Wil de PvdA dat niet?
"Nee. Zij geven allemaal argumenten waarom dat niet zou werken. Het grappige is dat je bij de alcoholwetgeving wél een kentering ziet. Daar wil men beter handhaven en het wel strafbaar stellen. De Voedsel- en Warenautoriteit moet het roken in de horeca en het jeugdroken controleren. Zij zit met een structureel tekort aan mensen. Ze moet steeds op andere terreinen gaan controleren, zoals bijvoorbeeld op alcohol. Er is dus geen prioriteit en ze heeft te weinig mankracht.

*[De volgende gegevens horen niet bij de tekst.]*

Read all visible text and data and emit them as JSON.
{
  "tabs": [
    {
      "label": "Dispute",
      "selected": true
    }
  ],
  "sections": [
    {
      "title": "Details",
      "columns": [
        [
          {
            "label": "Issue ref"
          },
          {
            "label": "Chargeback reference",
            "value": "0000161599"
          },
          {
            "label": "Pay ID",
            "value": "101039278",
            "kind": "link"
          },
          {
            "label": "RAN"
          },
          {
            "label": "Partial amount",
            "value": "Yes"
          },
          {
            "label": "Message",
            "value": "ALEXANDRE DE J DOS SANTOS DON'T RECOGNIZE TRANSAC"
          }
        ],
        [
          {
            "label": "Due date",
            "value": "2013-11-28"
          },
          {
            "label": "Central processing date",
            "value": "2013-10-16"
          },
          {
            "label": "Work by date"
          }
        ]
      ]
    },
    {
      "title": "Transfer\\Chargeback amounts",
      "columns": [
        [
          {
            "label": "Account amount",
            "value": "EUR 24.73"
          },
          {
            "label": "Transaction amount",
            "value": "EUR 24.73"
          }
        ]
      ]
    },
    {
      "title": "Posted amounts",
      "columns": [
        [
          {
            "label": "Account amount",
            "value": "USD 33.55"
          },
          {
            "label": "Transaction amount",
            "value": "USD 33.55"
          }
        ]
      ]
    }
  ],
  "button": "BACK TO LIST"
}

Vervolgens wordt gezegd: 'De regeling die we hebben gemaakt, werkt niet. En als die niet werkt, is het waarschijnlijk geen goede regel geweest.'"
Is het lobbyen voor de tabaksindustrie in de loop der jaren moeilijker geworden? Bijvoorbeeld doordat het beeld van roken is veranderd?

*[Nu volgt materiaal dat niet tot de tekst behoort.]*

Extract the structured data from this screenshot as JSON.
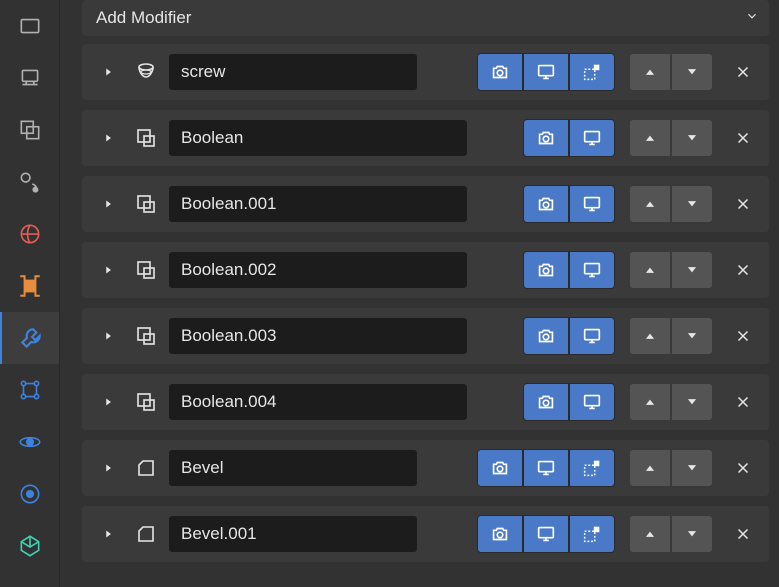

"Ik vind het een kwalijke zaak dat rokers worden neergezet als paria's. Ik kan me nog herinneren dat Els Borst riep: 'Roken is asociaal!' Daarmee zeg je impliciet dat rokers asociaal zijn. Ik vind: als je wilt roken en als roker in de minderheid bent, kun je vragen of het mag. Dat had ik zelf nu ook moeten doen. Een kwestie van hoffelijkheid en fatsoen. Als je je daar niet naar gedraagt, roep je het ook een klein beetje over jezelf af. Vanuit het perspectief dat het een legaal product is, vinden wij dat het om de individuele keuzevrijheid gaat. Je moet mensen daarin vrij laten, mits je de ander niet tot last bent. Dat is het primaat van de vrije levenssfeer."

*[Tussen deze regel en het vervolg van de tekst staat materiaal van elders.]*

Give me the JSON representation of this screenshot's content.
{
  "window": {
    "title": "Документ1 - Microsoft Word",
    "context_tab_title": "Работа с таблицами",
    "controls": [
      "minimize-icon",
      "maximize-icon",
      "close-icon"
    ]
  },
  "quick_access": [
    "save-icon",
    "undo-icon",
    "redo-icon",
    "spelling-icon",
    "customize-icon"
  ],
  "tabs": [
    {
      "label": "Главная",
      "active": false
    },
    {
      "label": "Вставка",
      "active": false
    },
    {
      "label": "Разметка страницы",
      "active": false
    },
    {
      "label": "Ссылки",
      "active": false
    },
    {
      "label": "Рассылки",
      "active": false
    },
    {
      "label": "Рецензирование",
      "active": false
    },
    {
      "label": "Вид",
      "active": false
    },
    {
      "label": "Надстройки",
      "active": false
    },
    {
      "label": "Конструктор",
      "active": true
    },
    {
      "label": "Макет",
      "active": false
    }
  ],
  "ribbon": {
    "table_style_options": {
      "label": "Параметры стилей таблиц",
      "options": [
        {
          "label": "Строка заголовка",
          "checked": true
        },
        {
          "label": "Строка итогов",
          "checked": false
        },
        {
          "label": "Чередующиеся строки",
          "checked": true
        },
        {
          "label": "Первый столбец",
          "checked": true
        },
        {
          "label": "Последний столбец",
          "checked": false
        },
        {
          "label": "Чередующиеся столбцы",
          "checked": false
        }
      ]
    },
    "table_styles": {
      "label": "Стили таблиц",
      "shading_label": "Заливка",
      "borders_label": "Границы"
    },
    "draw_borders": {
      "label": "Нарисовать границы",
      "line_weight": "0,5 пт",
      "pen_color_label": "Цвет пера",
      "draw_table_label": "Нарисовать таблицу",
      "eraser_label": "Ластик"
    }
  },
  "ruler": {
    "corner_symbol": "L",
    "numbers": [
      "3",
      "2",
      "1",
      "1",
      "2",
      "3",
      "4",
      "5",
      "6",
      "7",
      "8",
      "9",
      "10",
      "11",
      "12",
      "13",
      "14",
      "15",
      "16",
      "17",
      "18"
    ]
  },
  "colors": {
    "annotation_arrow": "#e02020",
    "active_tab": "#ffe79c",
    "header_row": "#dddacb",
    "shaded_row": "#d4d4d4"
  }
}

Even terug naar de politieke partijen. Doet u iets zodat politieke partijen hun standpunt wijzigen? Of probeert u iets aan de partijprogramma's te wijzigen of toe te voegen?
"Jazeker. Dat doe je inderdaad. Ik kan je een voorbeeld geven van lang geleden toen het reclameverbod nog speelde. We hoorden dat bepaalde partijen in hun conceptverkiezingsprogramma al hadden gezet dat reclame verboden moest worden. Dan ga je met zo'n programmacommissie aan de slag. Je probeert je argumenten op tafel te leggen: 'Is het wel verstandig? Zijn er geen betere manieren om dat te regelen?' Et cetera. Een van de mooiste voorbeelden uit die tijd vind ik de rookincidentie. Je keek naar het aantal rokers per land. Dan zag je dat in de toenmalige Sovjet Unie ongelooflijk veel werd gepaft. Die mensen hadden nog nooit reclame gezien. Hoe kan dat dan? Er wordt gezegd dat mensen gaan roken door de reclame...
Een ander argument is dat de markt al jarenlang verzadigd is en niet meer groeit. Daarom is het een concurrentiestrijd: 'Kiezen we voor merk X of voor merk Y.' Reclame dient ertoe om rokers van merk A te laten overstappen naar merk B. Het verbieden van reclame zorgt er niet voor dat de markt groeit. Het gaat om bevestiging van een bepaald merkimago, en het overhalen van consumenten naar jouw merk. We hebben het vaak vergeleken met tankstations. Doordat je reclame maakt voor benzinemaatschappijen wordt er niet meer gereden. Het is hooguit zo dat mensen zeggen: Ik tank bij Shell, omdat die een bepaalde actie heeft.' Of: 'Esso heeft een interessant spaarsysteem en daarom tank ik Esso.'"
Roken kan worden gezien als keuzevrijheid maar ook als een gezondheidsissue. In hoeverre ziet u in de rokersdiscussie een rol weggelegd voor het framen van het onderwerp, om het beleid te beïnvloeden? En in hoeverre maakt de Stichting Sigarettenindustrie hiervan gebruik?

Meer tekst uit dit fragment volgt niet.